The scalar timing or scalar expectancy theory (SET) is a model of the processes that govern behavior controlled by time. The model posits an internal clock, and particular memory and decision processes.[1] SET is one of the most important models of animal timing behavior.[2]
John Gibbon originally proposed SET to explain the temporally controlled behavior of non-human subjects.[1] He initially used the model to account for a pattern of behavior seen in animals that are being reinforced at fixed-intervals, for example every 2 minutes. [3] An animal that is well trained on such a fixed-interval schedule pauses after each reinforcement and then suddenly starts responding about two-thirds of the way through the new interval. (See operant conditioning) The model explains how the animal's behavior is controlled by time in this manner. [1] Gibbon and others later elaborated the model and applied it to a variety of other timing phenomena.
SET assumes that the animal has a clock, a working memory, a reference memory, and a decision process. The clock contains a discrete pacemaker that generates pulses like the ticks a mechanical clock. A stimulus that signals the start of a timed interval closes a switch, allowing pulses to enter an accumulator. The resulting accumulation of pulses represents elapsed time, and this time value is continuously sent to a working memory. When reinforcement happens at the end of the timed interval, the time value is stored in a long-term reference memory. This time-to-reinforcement in reference memory represents the expected time to reinforcement.
Key to the SET model is the decision process that controls timing behavior. While the animal is timing some interval it continually compares the current time (stored in working memory) to the expected time (stored in reference memory). Specifically, the animal continually samples from its memory of past times at which reinforcement occurred and compares this memory sample with the current time on its clock. When the two values are close to one another the animal responds; when they are far enough apart, the animal stops responding.
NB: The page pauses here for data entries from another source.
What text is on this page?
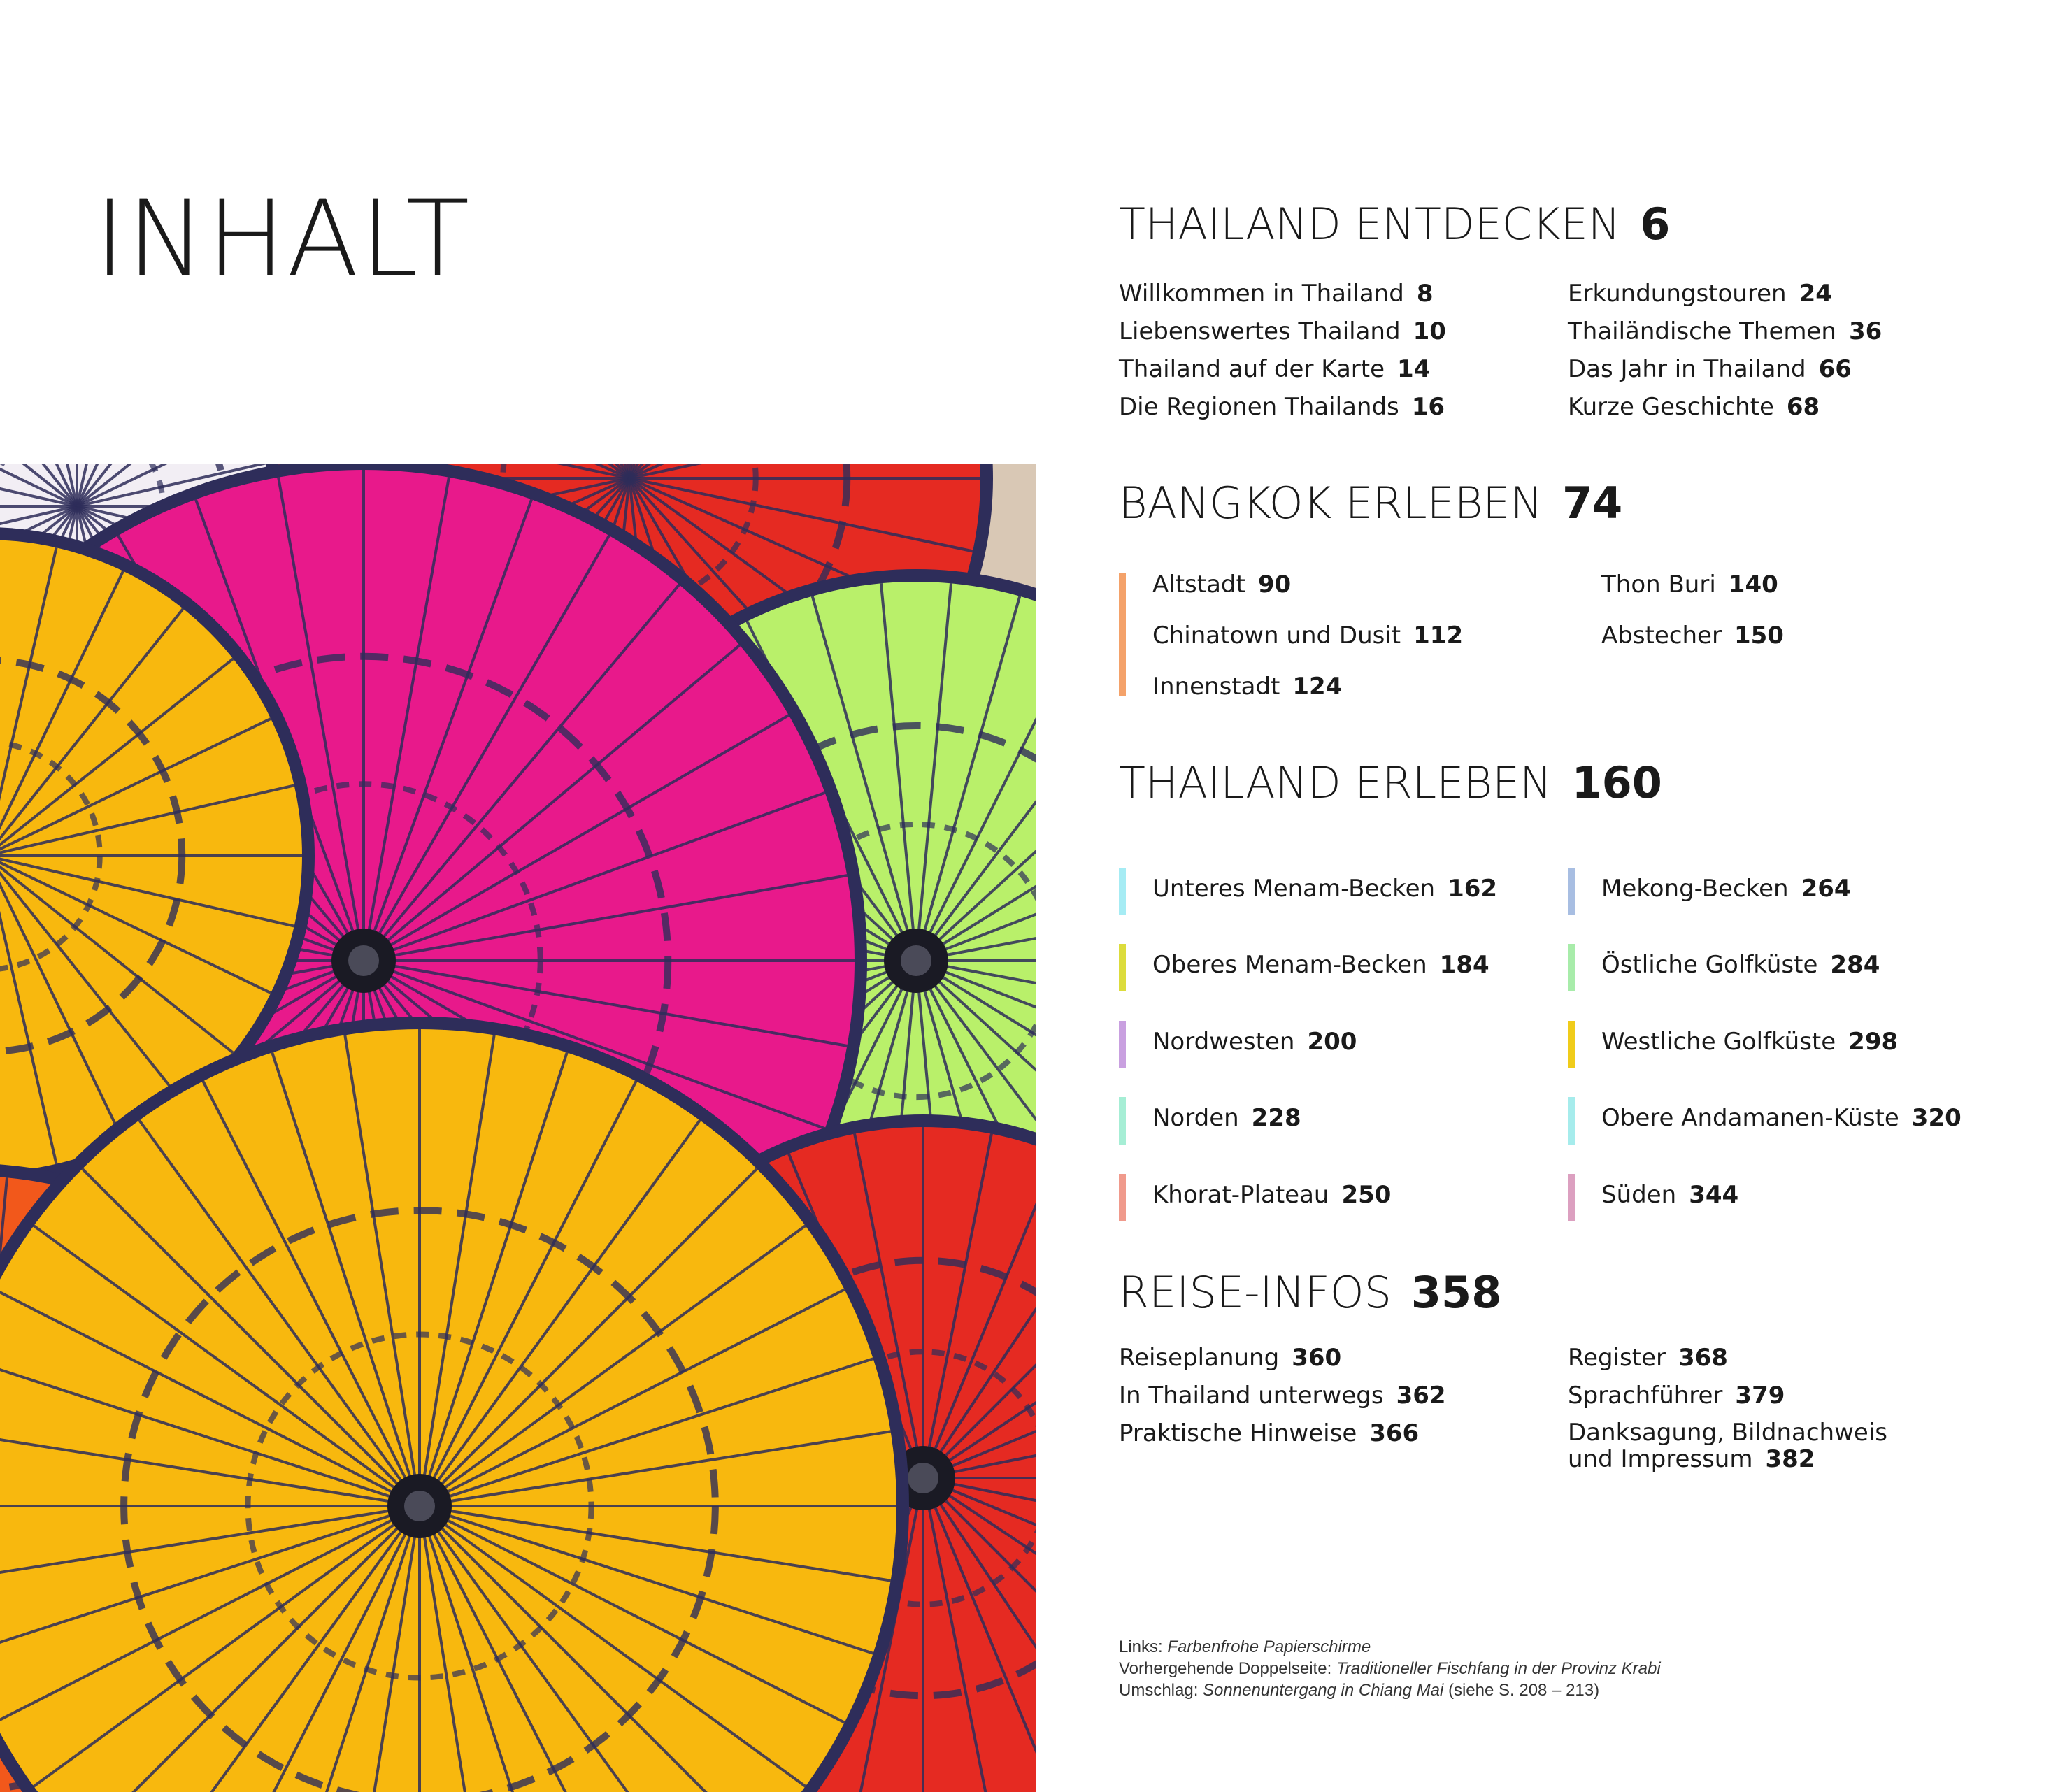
INHALT	THAILAND ENTDECKEN 6
Willkommen in Thailand 8
Liebenswertes Thailand 10
Thailand auf der Karte 14
Die Regionen Thailands 16
Erkundungstouren 24
Thailändische Themen 36
Das Jahr in Thailand 66
Kurze Geschichte 68
BANGKOK ERLEBEN 74
Altstadt 90
Chinatown und Dusit 112
Innenstadt 124
Thon Buri 140
Abstecher 150
THAILAND ERLEBEN 160
Unteres Menam-Becken 162
Oberes Menam-Becken 184
Nordwesten 200
Norden 228
Khorat-Plateau 250
Mekong-Becken 264
Östliche Golfküste 284
Westliche Golfküste 298
Obere Andamanen-Küste 320
Süden 344
REISE-INFOS 358
Reiseplanung 360
In Thailand unterwegs 362
Praktische Hinweise 366
Register 368
Sprachführer 379
Danksagung, Bildnachweis
und Impressum 382
Links: Farbenfrohe Papierschirme
Vorhergehende Doppelseite: Traditioneller Fischfang in der Provinz Krabi
Umschlag: Sonnenuntergang in Chiang Mai (siehe S. 208 – 213)
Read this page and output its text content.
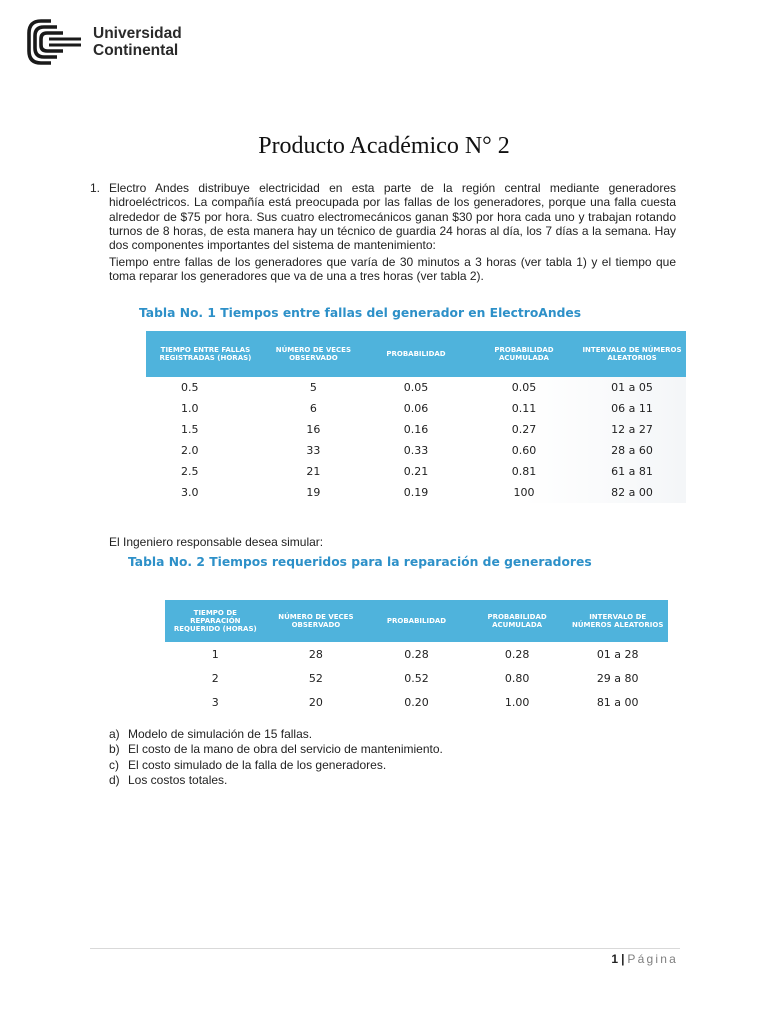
Universidad
Continental
Producto Académico N° 2
1. Electro Andes distribuye electricidad en esta parte de la región central mediante generadores hidroeléctricos. La compañía está preocupada por las fallas de los generadores, porque una falla cuesta alrededor de $75 por hora. Sus cuatro electromecánicos ganan $30 por hora cada uno y trabajan rotando turnos de 8 horas, de esta manera hay un técnico de guardia 24 horas al día, los 7 días a la semana. Hay dos componentes importantes del sistema de mantenimiento:
Tiempo entre fallas de los generadores que varía de 30 minutos a 3 horas (ver tabla 1) y el tiempo que toma reparar los generadores que va de una a tres horas (ver tabla 2).
Tabla No. 1 Tiempos entre fallas del generador en ElectroAndes
TIEMPO ENTRE FALLAS REGISTRADAS (HORAS)	NÚMERO DE VECES OBSERVADO	PROBABILIDAD	PROBABILIDAD ACUMULADA	INTERVALO DE NÚMEROS ALEATORIOS
0.5	5	0.05	0.05	01 a 05
1.0	6	0.06	0.11	06 a 11
1.5	16	0.16	0.27	12 a 27
2.0	33	0.33	0.60	28 a 60
2.5	21	0.21	0.81	61 a 81
3.0	19	0.19	100	82 a 00
El Ingeniero responsable desea simular:
Tabla No. 2 Tiempos requeridos para la reparación de generadores
TIEMPO DE REPARACIÓN REQUERIDO (HORAS)	NÚMERO DE VECES OBSERVADO	PROBABILIDAD	PROBABILIDAD ACUMULADA	INTERVALO DE NÚMEROS ALEATORIOS
1	28	0.28	0.28	01 a 28
2	52	0.52	0.80	29 a 80
3	20	0.20	1.00	81 a 00
a) Modelo de simulación de 15 fallas.
b) El costo de la mano de obra del servicio de mantenimiento.
c) El costo simulado de la falla de los generadores.
d) Los costos totales.
1 | Página
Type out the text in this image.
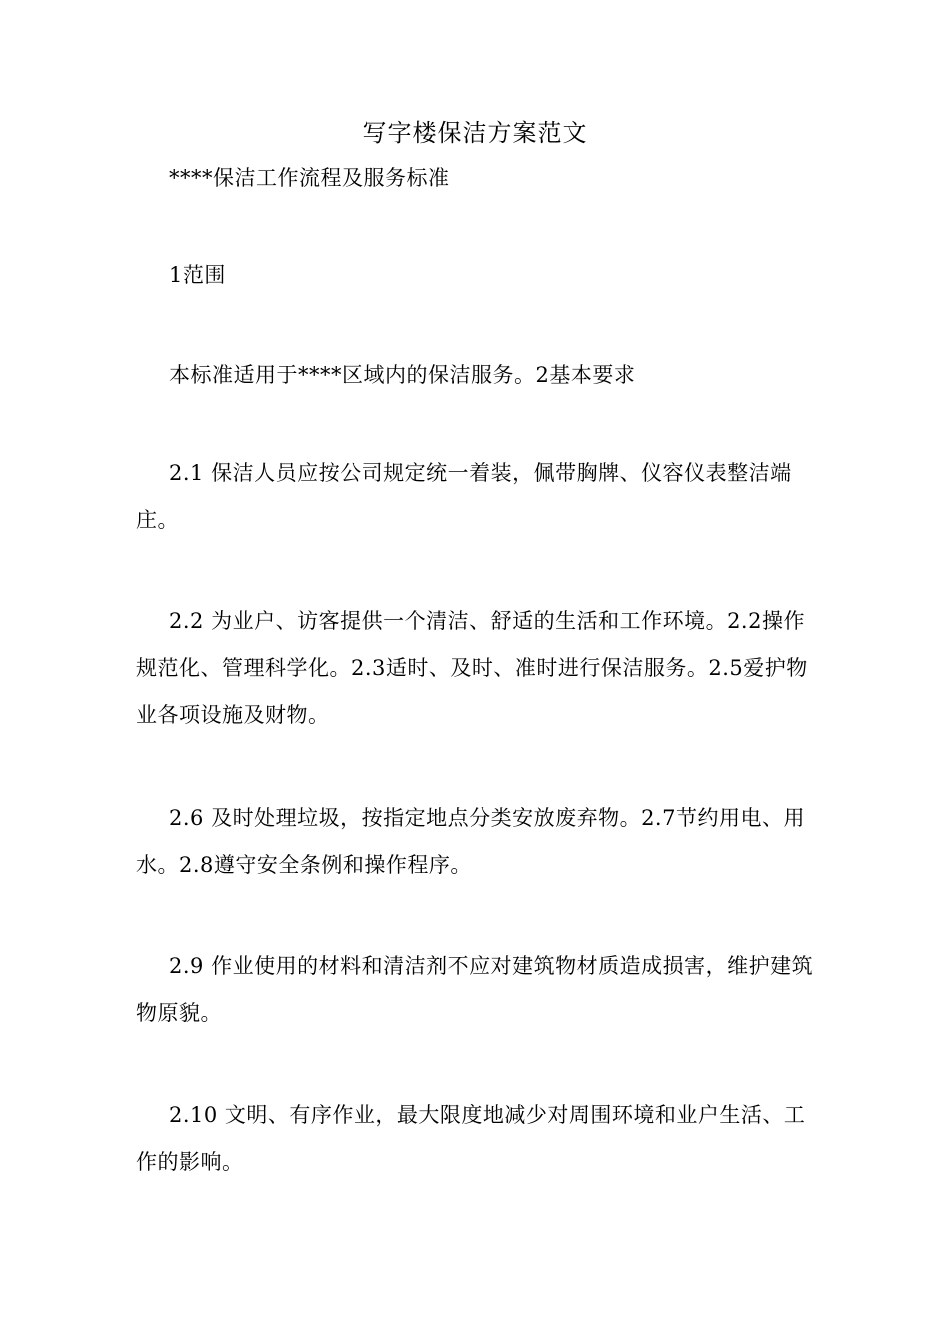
写字楼保洁方案范文
****保洁工作流程及服务标准
1范围
本标准适用于****区域内的保洁服务。2基本要求
2.1 保洁人员应按公司规定统一着装，佩带胸牌、仪容仪表整洁端庄。
2.2 为业户、访客提供一个清洁、舒适的生活和工作环境。2.2操作规范化、管理科学化。2.3适时、及时、准时进行保洁服务。2.5爱护物业各项设施及财物。
2.6 及时处理垃圾，按指定地点分类安放废弃物。2.7节约用电、用水。2.8遵守安全条例和操作程序。
2.9 作业使用的材料和清洁剂不应对建筑物材质造成损害，维护建筑物原貌。
2.10 文明、有序作业，最大限度地减少对周围环境和业户生活、工作的影响。
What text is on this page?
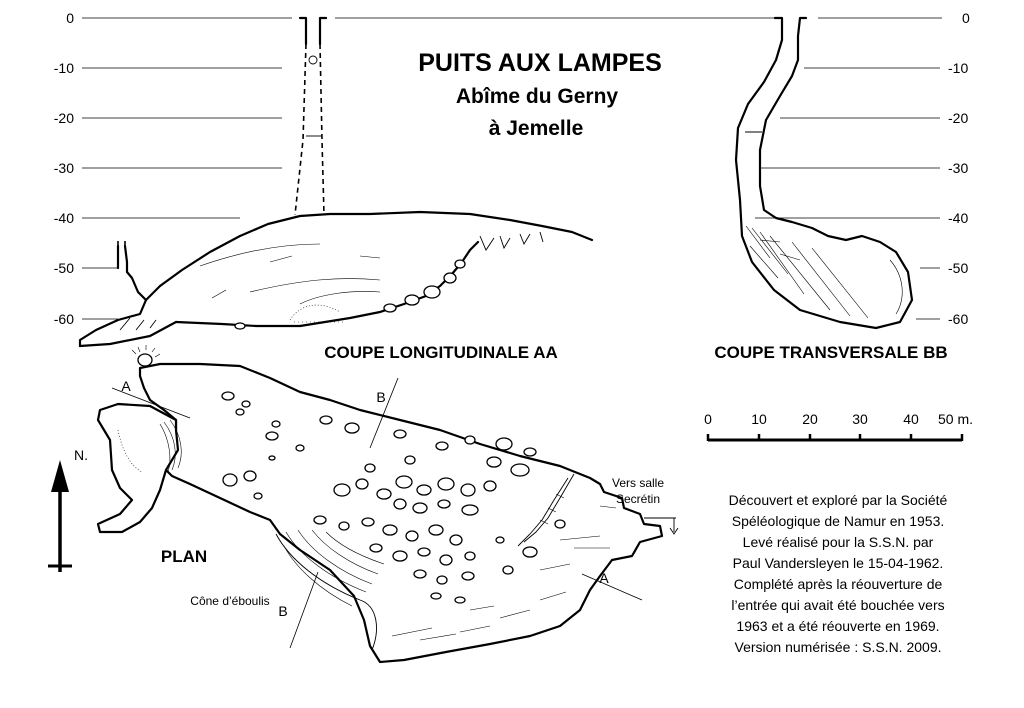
PUITS AUX LAMPES
Abîme du Gerny
à Jemelle
0
-10
-20
-30
-40
-50
-60
COUPE LONGITUDINALE AA
0
-10
-20
-30
-40
-50
-60
COUPE TRANSVERSALE BB
Vers salle
Secrétin
A
B
A
B
Cône d’éboulis
PLAN
N.
0	10	20 30	40 50 m.
Découvert et exploré par la Société
Spéléologique de Namur en 1953.
Levé réalisé pour la S.S.N. par
Paul Vandersleyen le 15-04-1962.
Complété après la réouverture de
l’entrée qui avait été bouchée vers
1963 et a été réouverte en 1969.
Version numérisée : S.S.N. 2009.
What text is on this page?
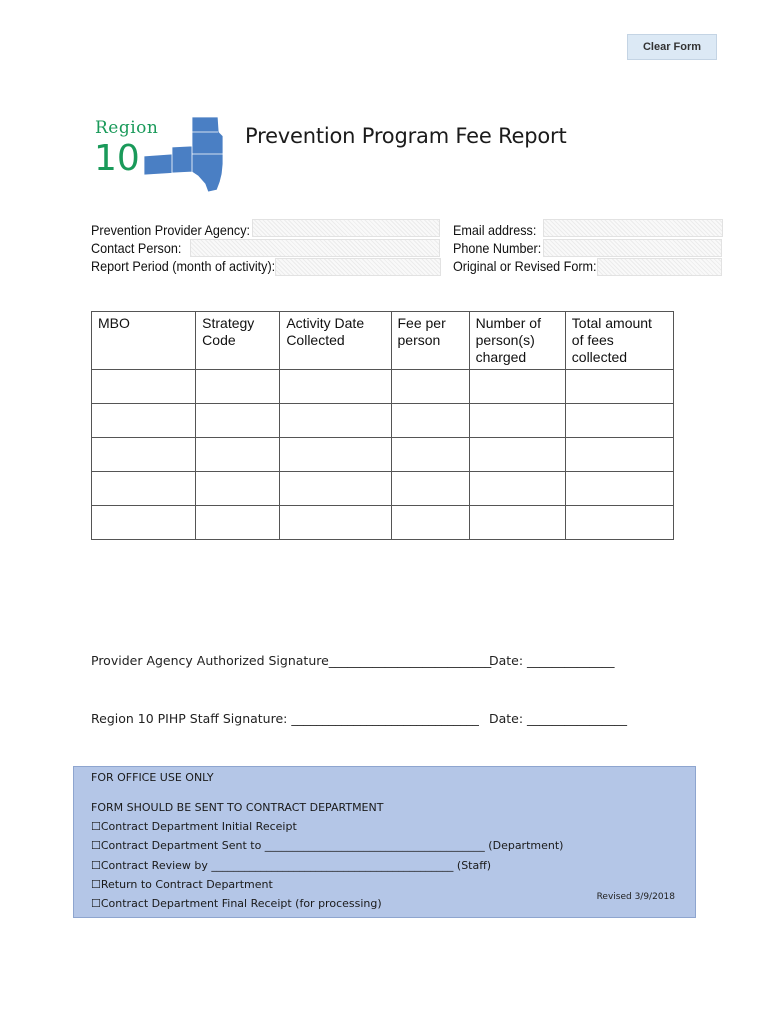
Clear Form
Region
10
Prevention Program Fee Report
Prevention Provider Agency:
Contact Person:
Report Period (month of activity):
Email address:
Phone Number:
Original or Revised Form:
MBO	Strategy Code	Activity Date Collected	Fee per person	Number of person(s) charged	Total amount of fees collected

Provider Agency Authorized Signature__________________________
Date: ______________
Region 10 PIHP Staff Signature: ______________________________ Date: ________________
FOR OFFICE USE ONLY
FORM SHOULD BE SENT TO CONTRACT DEPARTMENT
☐Contract Department Initial Receipt
☐Contract Department Sent to ________________________________________ (Department)
☐Contract Review by ____________________________________________ (Staff)
☐Return to Contract Department
☐Contract Department Final Receipt (for processing)	Revised 3/9/2018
To make this comparison, it computes the ratio of the two values; when the ratio is less than a certain value it responds, when the ratio is larger it does not respond.
By using a ratio of current time to expected time, rather than, for example, simply subtracting one from the other, SET accounts for a key observation about animal and human timing. That is, timing precision is relative to the size of the interval being timed[4] (See Accuracy and precision). This is the "scalar" property that gives the model its name. For example, when timing a 10 sec interval an animal might be precise to within 1 sec, whereas when timing a 100 sec interval the animal would be precise to only about 10 sec. Thus time perception is like the perception of lights, sounds, and other sensory events, where precision is also relative to the size (brightness, loudness, etc.) of the percept being judged. (See Weber-Fechner law.)
A number of alternative models of timing have appeared over the years. These include Killeen’s Behavioral Theory of timing (BeT) model[5] and Machado’s learning-to-time (LeT) model.[6]
Moreover, there are some evidence that this property might not be valid in all ranges of durations.[7] Additionally John Staddon argues that SET is inconsistent on explaining the location of temporal indifference point in temporal bisection procedure.[8]
In 1993, John Wearden claimed that human behavior exhibits appropriate scalar properties, as was indicated by experiments on internal production with concurrent chronometric counting.[9] However, human timing behavior is undoubtedly more varied than animal timing behavior. A major factor responsible for this variability is attentional allocation.[9][10]